Once you have both database dumps, cut them up into their separate tables. Purpose of this is not to sift through the dumps with your own eye, but rather to cater for diff. The diff tool loads the entire file into memory and you will face, with large database dumps, it is running out of memory quickly:

diff mysql-beaker.sql.gz mariadb-replica-beaker.sql.gz
diff: memory exhausted

While I did found a tool to diff both large files, having a unified diff output is easier to compare data with.

Example: Using gzip and a pipe from my point above:

diff -u <(zcat mysql/table1.sql.gz) <(zcat mariadb/table1.sql.gz) > diffed/table1.diff

Now you can use your SHELL foo to loop over all cut up tables and write the diff into a separate folder which then lets you easily compare.

Debugging with RPM packages

With one of our internal web applications based on Ruby on Rails, we’ve discovered a file descriptor leak in one of the delayed job worker processes. The worker leaked descriptors whenever it invoked a message being send to the message bus using qpid-messaging.

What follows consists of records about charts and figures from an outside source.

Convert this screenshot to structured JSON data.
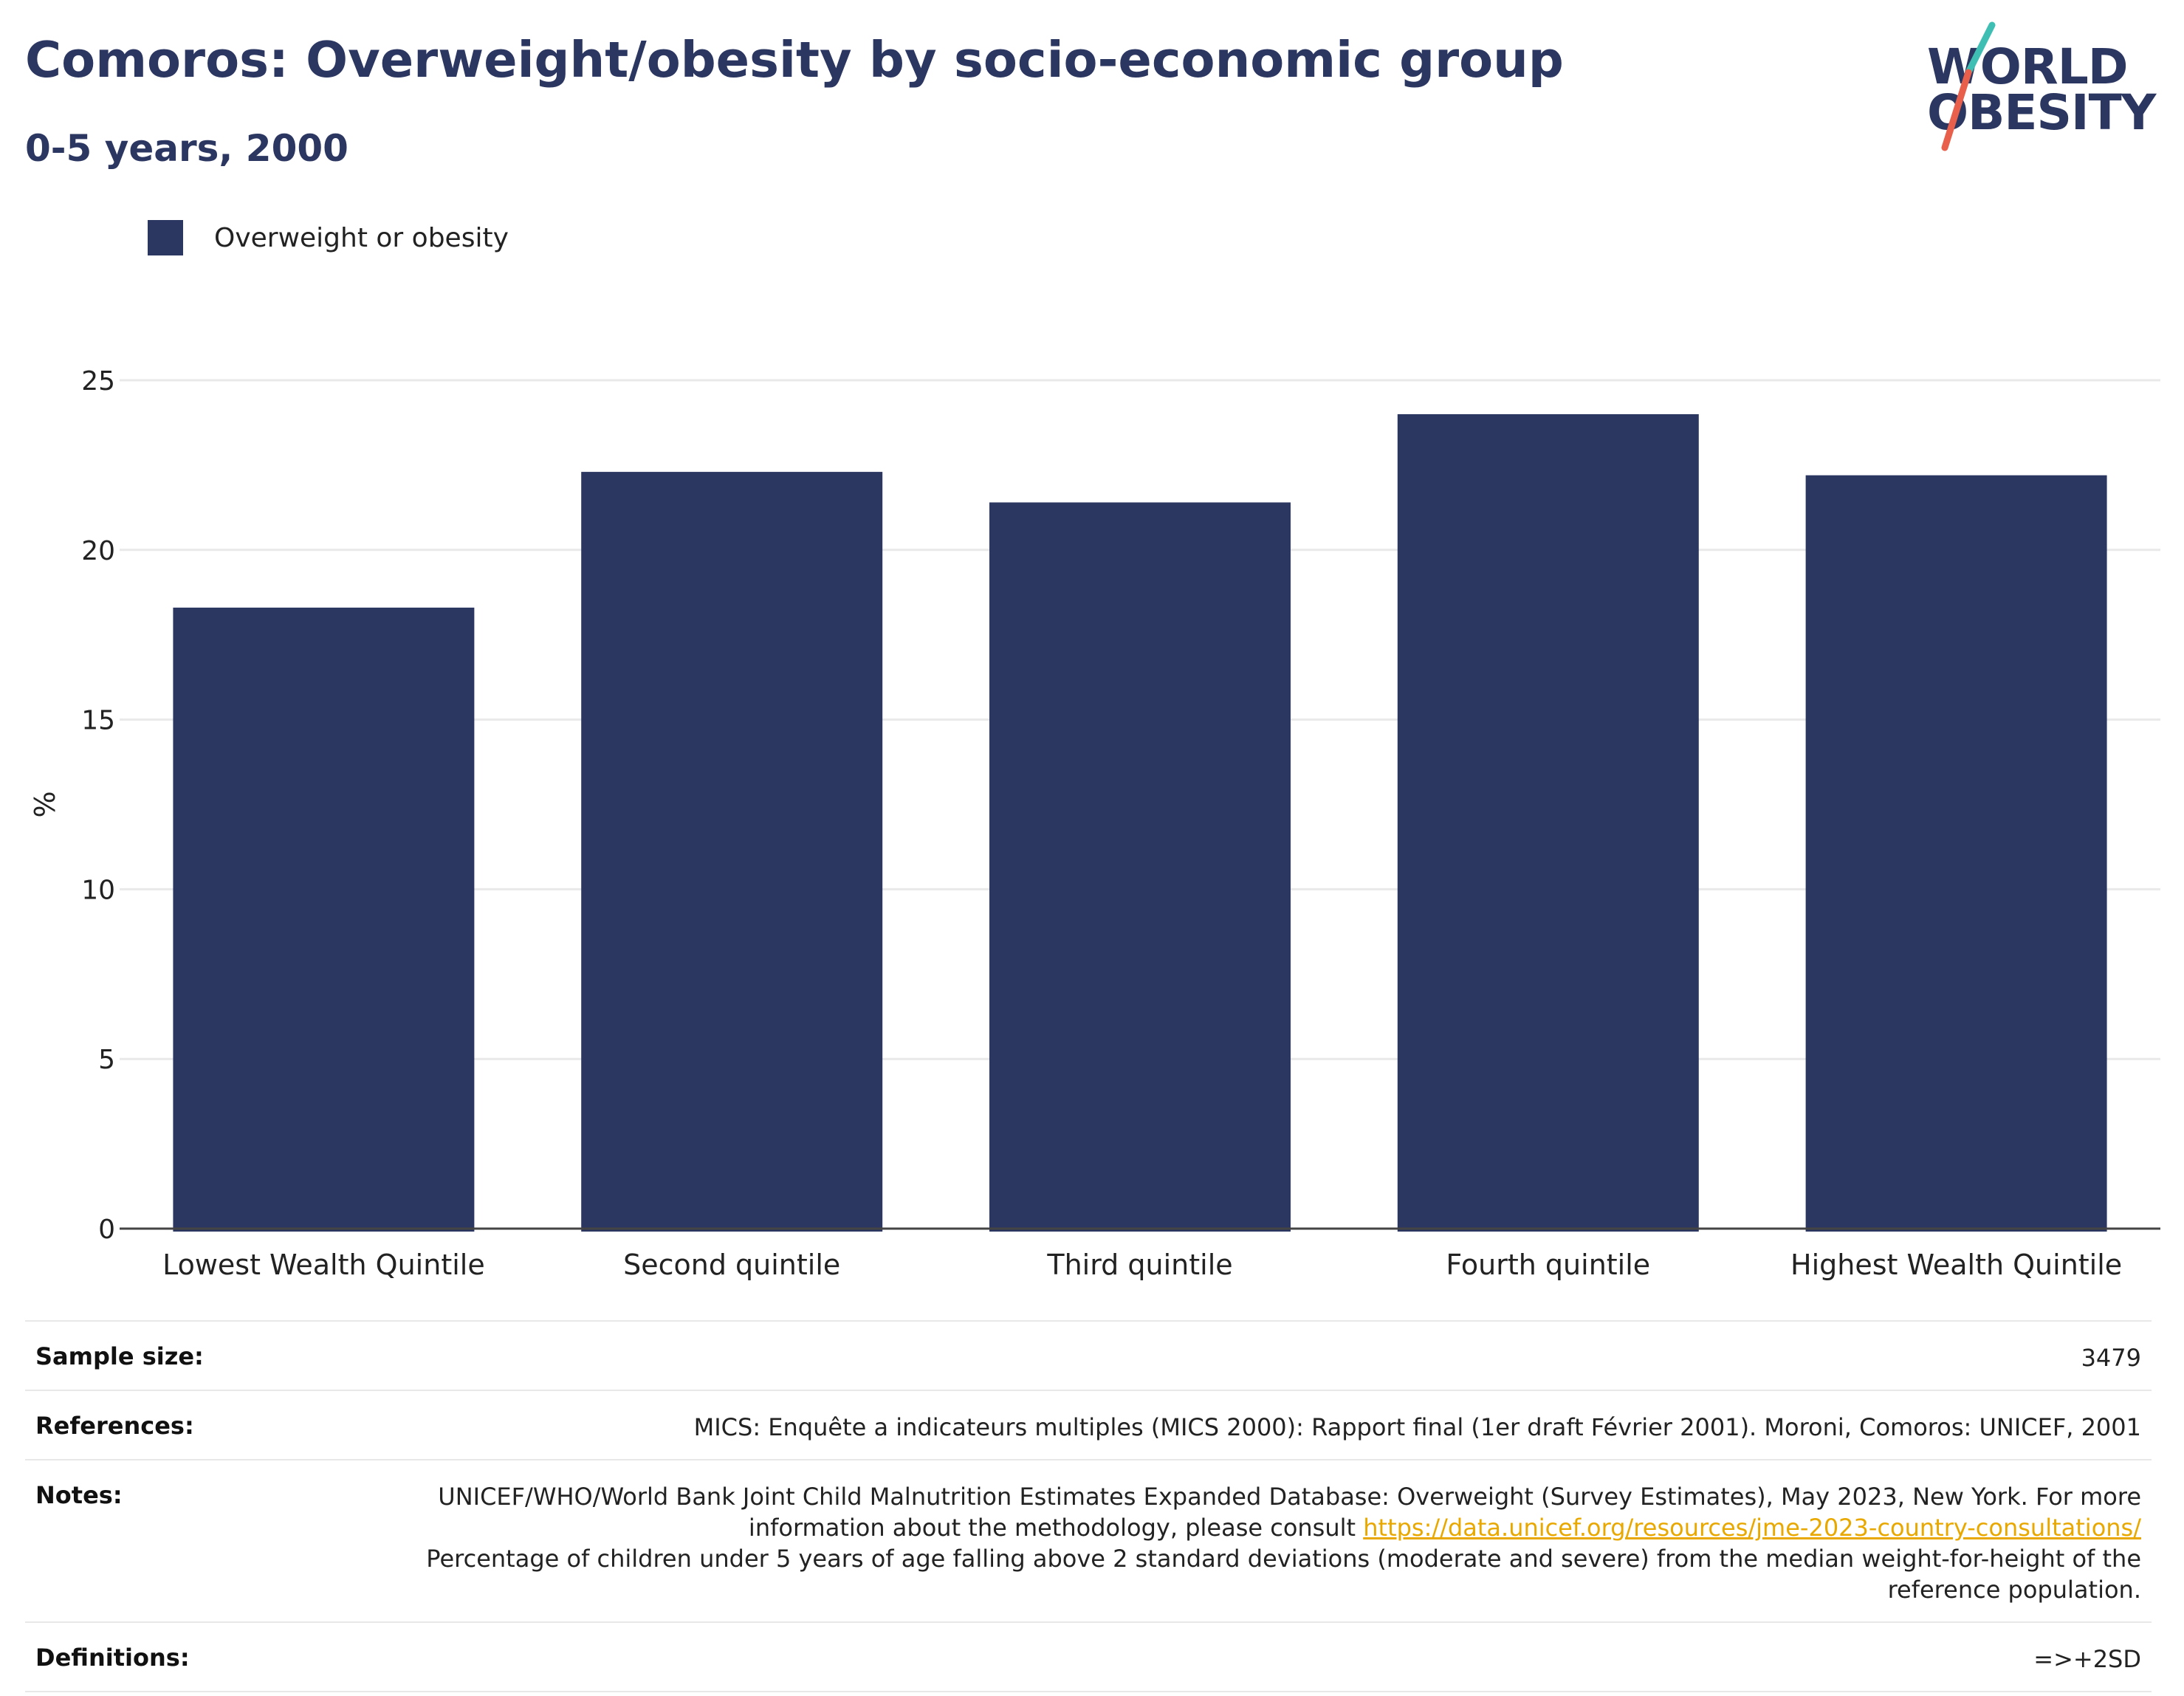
{
  "title": "Comoros: Overweight/obesity by socio-economic group",
  "subtitle": "0-5 years, 2000",
  "logo": {
    "line1": "WORLD",
    "line2": "OBESITY"
  },
  "colors": {
    "bar": "#2b3661",
    "title": "#2b3661",
    "link": "#e8a800",
    "logo_teal": "#3fbfb3",
    "logo_red": "#e8604c"
  },
  "legend": {
    "label": "Overweight or obesity"
  },
  "chart_data": {
    "type": "bar",
    "categories": [
      "Lowest Wealth Quintile",
      "Second quintile",
      "Third quintile",
      "Fourth quintile",
      "Highest Wealth Quintile"
    ],
    "series": [
      {
        "name": "Overweight or obesity",
        "values": [
          18.3,
          22.3,
          21.4,
          24.0,
          22.2
        ]
      }
    ],
    "ylabel": "%",
    "ylim": [
      0,
      25
    ],
    "yticks": [
      0,
      5,
      10,
      15,
      20,
      25
    ],
    "grid": true,
    "legend_position": "top-left"
  },
  "info": {
    "sample_size_label": "Sample size:",
    "sample_size_value": "3479",
    "references_label": "References:",
    "references_value": "MICS: Enquête a indicateurs multiples (MICS 2000): Rapport final (1er draft Février 2001). Moroni, Comoros: UNICEF, 2001",
    "notes_label": "Notes:",
    "notes_value_1": "UNICEF/WHO/World Bank Joint Child Malnutrition Estimates Expanded Database: Overweight (Survey Estimates), May 2023, New York. For more information about the methodology, please consult ",
    "notes_link": "https://data.unicef.org/resources/jme-2023-country-consultations/",
    "notes_value_2": "Percentage of children under 5 years of age falling above 2 standard deviations (moderate and severe) from the median weight-for-height of the reference population.",
    "definitions_label": "Definitions:",
    "definitions_value": "=>+2SD"
  }
}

Since we’re using gems compiled as C++ and C extensions, in order to find the root cause, I used the packages provided through the package manager and gdb.

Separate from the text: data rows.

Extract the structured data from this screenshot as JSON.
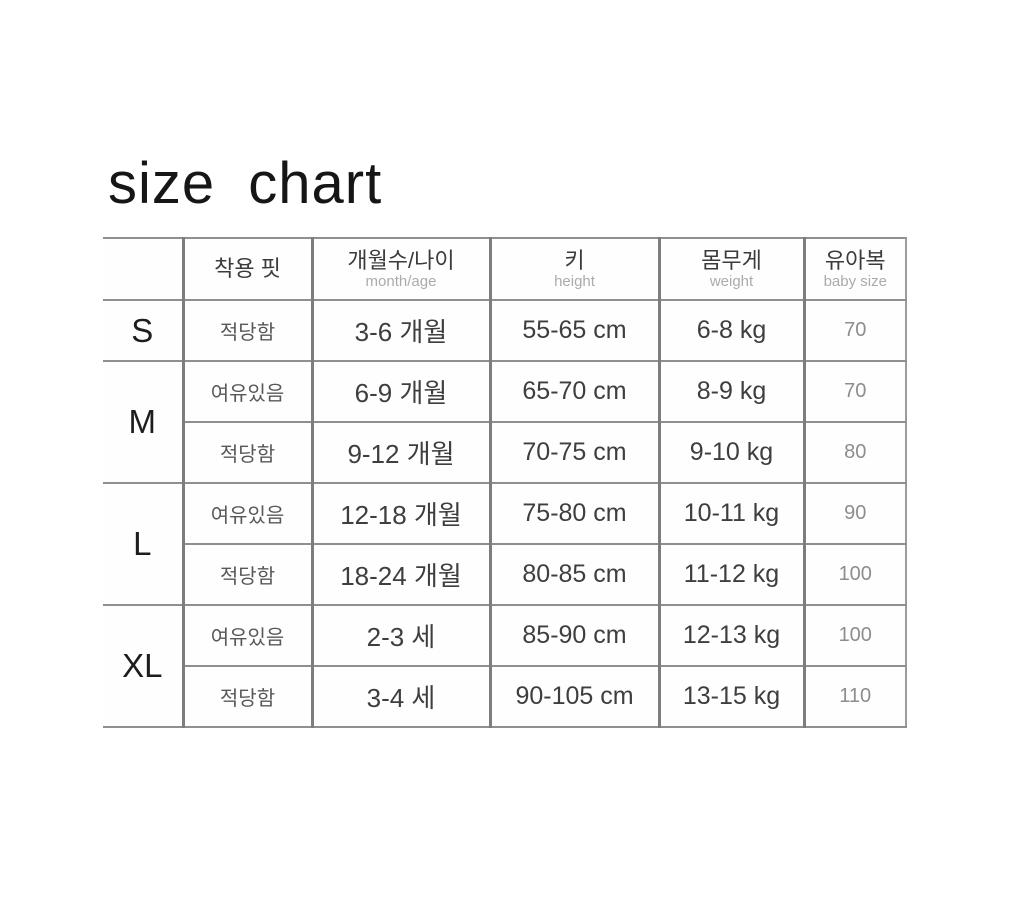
{
  "page": {
    "title": "size chart"
  },
  "colors": {
    "background": "#ffffff",
    "vertical_rule": "#7d7d7d",
    "horizontal_rule": "#8f8f8f",
    "title_text": "#161616",
    "muted_text": "#8d8d8d"
  },
  "chart_data": {
    "type": "table",
    "title": "size chart",
    "columns": [
      {
        "ko": "",
        "en": ""
      },
      {
        "ko": "착용 핏",
        "en": ""
      },
      {
        "ko": "개월수/나이",
        "en": "month/age"
      },
      {
        "ko": "키",
        "en": "height"
      },
      {
        "ko": "몸무게",
        "en": "weight"
      },
      {
        "ko": "유아복",
        "en": "baby size"
      }
    ],
    "size_groups": [
      {
        "label": "S",
        "span": 1
      },
      {
        "label": "M",
        "span": 2
      },
      {
        "label": "L",
        "span": 2
      },
      {
        "label": "XL",
        "span": 2
      }
    ],
    "rows": [
      {
        "fit": "적당함",
        "age": "3-6 개월",
        "height": "55-65 cm",
        "weight": "6-8 kg",
        "baby_size": "70"
      },
      {
        "fit": "여유있음",
        "age": "6-9 개월",
        "height": "65-70 cm",
        "weight": "8-9 kg",
        "baby_size": "70"
      },
      {
        "fit": "적당함",
        "age": "9-12 개월",
        "height": "70-75 cm",
        "weight": "9-10 kg",
        "baby_size": "80"
      },
      {
        "fit": "여유있음",
        "age": "12-18 개월",
        "height": "75-80 cm",
        "weight": "10-11 kg",
        "baby_size": "90"
      },
      {
        "fit": "적당함",
        "age": "18-24 개월",
        "height": "80-85 cm",
        "weight": "11-12 kg",
        "baby_size": "100"
      },
      {
        "fit": "여유있음",
        "age": "2-3 세",
        "height": "85-90 cm",
        "weight": "12-13 kg",
        "baby_size": "100"
      },
      {
        "fit": "적당함",
        "age": "3-4 세",
        "height": "90-105 cm",
        "weight": "13-15 kg",
        "baby_size": "110"
      }
    ]
  }
}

Big thanks to Dan Callaghan who walked me through most of the process and then found the leak in the C++ sources.

TL;DR;

  • identify the leaking descriptors and reproduce it with lsof
  • attach strace to the process and identify file descriptors which are not being closed
  • install debuginfo packages for all dependencies
  • use gdb to figure out what is going on

Reproducer

I’ve used lsof and a friend wrote a small script to quickly monitor the worker process. Looking at the opened files of the process revealed a long list which looked like half closed sockets. It turned out later, that it wasn’t the same problem since the sockets were created, but never bound/connected.

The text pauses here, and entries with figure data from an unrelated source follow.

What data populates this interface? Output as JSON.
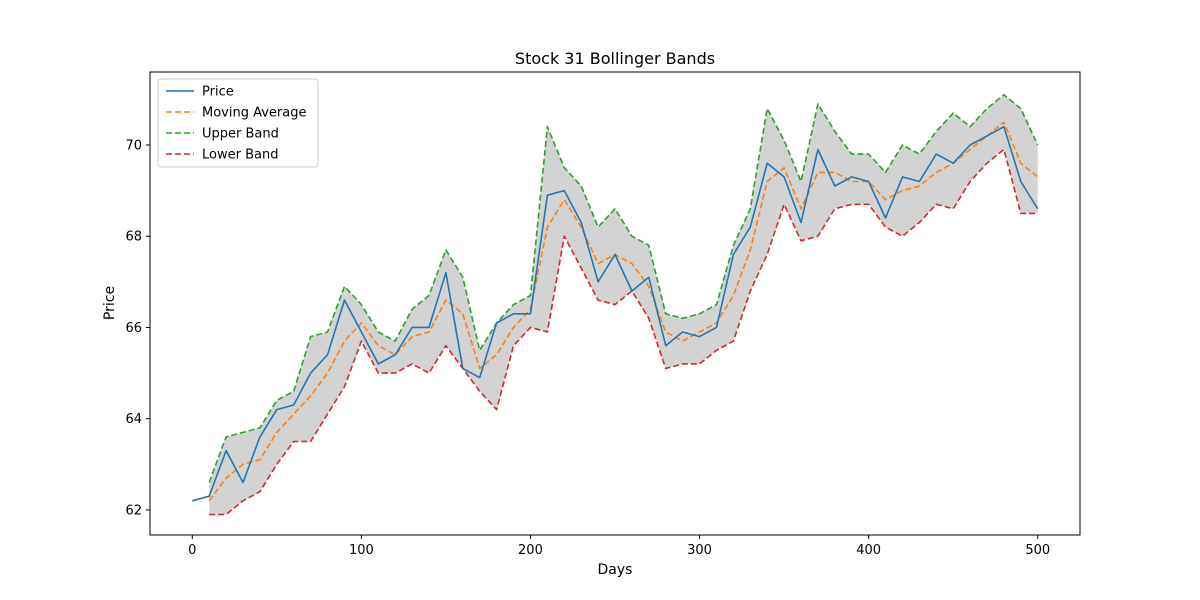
{
  "chart_data": {
    "type": "line",
    "title": "Stock 31 Bollinger Bands",
    "xlabel": "Days",
    "ylabel": "Price",
    "xlim": [
      -25,
      525
    ],
    "ylim": [
      61.45,
      71.6
    ],
    "xticks": [
      0,
      100,
      200,
      300,
      400,
      500
    ],
    "yticks": [
      62,
      64,
      66,
      68,
      70
    ],
    "legend_position": "top-left",
    "band_fill_color": "#d3d3d3",
    "series": [
      {
        "name": "Price",
        "color": "#1f77b4",
        "style": "solid",
        "x": [
          0,
          10,
          20,
          30,
          40,
          50,
          60,
          70,
          80,
          90,
          100,
          110,
          120,
          130,
          140,
          150,
          160,
          170,
          180,
          190,
          200,
          210,
          220,
          230,
          240,
          250,
          260,
          270,
          280,
          290,
          300,
          310,
          320,
          330,
          340,
          350,
          360,
          370,
          380,
          390,
          400,
          410,
          420,
          430,
          440,
          450,
          460,
          470,
          480,
          490,
          500
        ],
        "values": [
          62.2,
          62.3,
          63.3,
          62.6,
          63.6,
          64.2,
          64.3,
          65.0,
          65.4,
          66.6,
          65.9,
          65.2,
          65.4,
          66.0,
          66.0,
          67.2,
          65.1,
          64.9,
          66.1,
          66.3,
          66.3,
          68.9,
          69.0,
          68.3,
          67.0,
          67.6,
          66.8,
          67.1,
          65.6,
          65.9,
          65.8,
          66.0,
          67.6,
          68.2,
          69.6,
          69.3,
          68.3,
          69.9,
          69.1,
          69.3,
          69.2,
          68.4,
          69.3,
          69.2,
          69.8,
          69.6,
          70.0,
          70.2,
          70.4,
          69.2,
          68.6
        ]
      },
      {
        "name": "Moving Average",
        "color": "#ff7f0e",
        "style": "dashed",
        "x": [
          10,
          20,
          30,
          40,
          50,
          60,
          70,
          80,
          90,
          100,
          110,
          120,
          130,
          140,
          150,
          160,
          170,
          180,
          190,
          200,
          210,
          220,
          230,
          240,
          250,
          260,
          270,
          280,
          290,
          300,
          310,
          320,
          330,
          340,
          350,
          360,
          370,
          380,
          390,
          400,
          410,
          420,
          430,
          440,
          450,
          460,
          470,
          480,
          490,
          500
        ],
        "values": [
          62.2,
          62.7,
          63.0,
          63.1,
          63.7,
          64.1,
          64.5,
          65.0,
          65.7,
          66.1,
          65.6,
          65.4,
          65.8,
          65.9,
          66.6,
          66.3,
          65.1,
          65.4,
          66.0,
          66.4,
          68.2,
          68.8,
          68.2,
          67.4,
          67.6,
          67.4,
          66.9,
          65.9,
          65.7,
          65.9,
          66.1,
          66.7,
          67.7,
          69.2,
          69.5,
          68.6,
          69.4,
          69.4,
          69.2,
          69.2,
          68.8,
          69.0,
          69.1,
          69.4,
          69.6,
          69.9,
          70.2,
          70.5,
          69.6,
          69.3
        ]
      },
      {
        "name": "Upper Band",
        "color": "#2ca02c",
        "style": "dashed",
        "x": [
          10,
          20,
          30,
          40,
          50,
          60,
          70,
          80,
          90,
          100,
          110,
          120,
          130,
          140,
          150,
          160,
          170,
          180,
          190,
          200,
          210,
          220,
          230,
          240,
          250,
          260,
          270,
          280,
          290,
          300,
          310,
          320,
          330,
          340,
          350,
          360,
          370,
          380,
          390,
          400,
          410,
          420,
          430,
          440,
          450,
          460,
          470,
          480,
          490,
          500
        ],
        "values": [
          62.6,
          63.6,
          63.7,
          63.8,
          64.4,
          64.6,
          65.8,
          65.9,
          66.9,
          66.5,
          65.9,
          65.7,
          66.4,
          66.7,
          67.7,
          67.1,
          65.5,
          66.1,
          66.5,
          66.7,
          70.4,
          69.5,
          69.1,
          68.2,
          68.6,
          68.0,
          67.8,
          66.3,
          66.2,
          66.3,
          66.5,
          67.8,
          68.6,
          70.8,
          70.1,
          69.2,
          70.9,
          70.3,
          69.8,
          69.8,
          69.4,
          70.0,
          69.8,
          70.3,
          70.7,
          70.4,
          70.8,
          71.1,
          70.8,
          70.0
        ]
      },
      {
        "name": "Lower Band",
        "color": "#d62728",
        "style": "dashed",
        "x": [
          10,
          20,
          30,
          40,
          50,
          60,
          70,
          80,
          90,
          100,
          110,
          120,
          130,
          140,
          150,
          160,
          170,
          180,
          190,
          200,
          210,
          220,
          230,
          240,
          250,
          260,
          270,
          280,
          290,
          300,
          310,
          320,
          330,
          340,
          350,
          360,
          370,
          380,
          390,
          400,
          410,
          420,
          430,
          440,
          450,
          460,
          470,
          480,
          490,
          500
        ],
        "values": [
          61.9,
          61.9,
          62.2,
          62.4,
          63.0,
          63.5,
          63.5,
          64.1,
          64.7,
          65.7,
          65.0,
          65.0,
          65.2,
          65.0,
          65.6,
          65.1,
          64.6,
          64.2,
          65.6,
          66.0,
          65.9,
          68.0,
          67.3,
          66.6,
          66.5,
          66.8,
          66.2,
          65.1,
          65.2,
          65.2,
          65.5,
          65.7,
          66.8,
          67.6,
          68.7,
          67.9,
          68.0,
          68.6,
          68.7,
          68.7,
          68.2,
          68.0,
          68.3,
          68.7,
          68.6,
          69.2,
          69.6,
          69.9,
          68.5,
          68.5
        ]
      }
    ]
  }
}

I was unable to reproduce the problem on my local development environment, but found away to do it on our staging environment which resembles production much closer. So whenever I invoked an action in the UI which resulted in a message being sent, I was able to see another file descriptor leak with lsof.

Strace the process

With the reproducer at hand, I started to strace the process:

# Note we're not filtering system calls with -e here.
# Weirdly CLOSE was not reported when just filtering network calls
strace -s 1000 -p  -o strace_output_log.strace

Dan helped me looking through the produced log output, which revealed that the system under investigation created a socket and called getpeername right after it, without binding it resulting in a leaked file descriptor.

10971 socket(PF_INET, SOCK_STREAM, IPPROTO_IP) = 35
10971 getpeername(35, 0x7fffae712a90, [112]) = -1 ENOTCONN (Transport endpoint is not connected)

Install debuginfo packages and use gdb

In order to debug the system, we need debuginfo packages installed, otherwise you wont be able to step through the sources using gdb. When you attach gdb to the process it will tell you what packages it is missing, for example:

Missing separate debuginfos, use: debuginfo-install qpid-proton-c-0.10-3.fc25.x86_64

You then go install those (be mindful that you the repositories configured e.g. section name fedora-debuginfo):

debuginfo-install qpid-proton-c-0.10-3.fc25.x86_64

and basically start debugging.

Our first suspicion was the qpid messaging library and we check if it’s invocation of getpeername was leaking the file descriptors. I’ve added a break point at the point of the source code we thought was suspicious and in a separate terminal used lsof to see which file descriptor number is leaked. For example:

# I've used a watch, which executes the lsof every 2 seconds by
# default. The grep filters some of the files I'm not interested in
$ watch "lsof -p  | grep -v REG"

The lsof output will show you the leaked file descriptor number in column 4 by default. With that you can check in gdb if the file descriptor being handled in the source code is the one which leaked.

Since that achieved no results, we used gdb to break on invocations of the getpeername identifier and used backtrace to pin point in the sources where the leak occurred.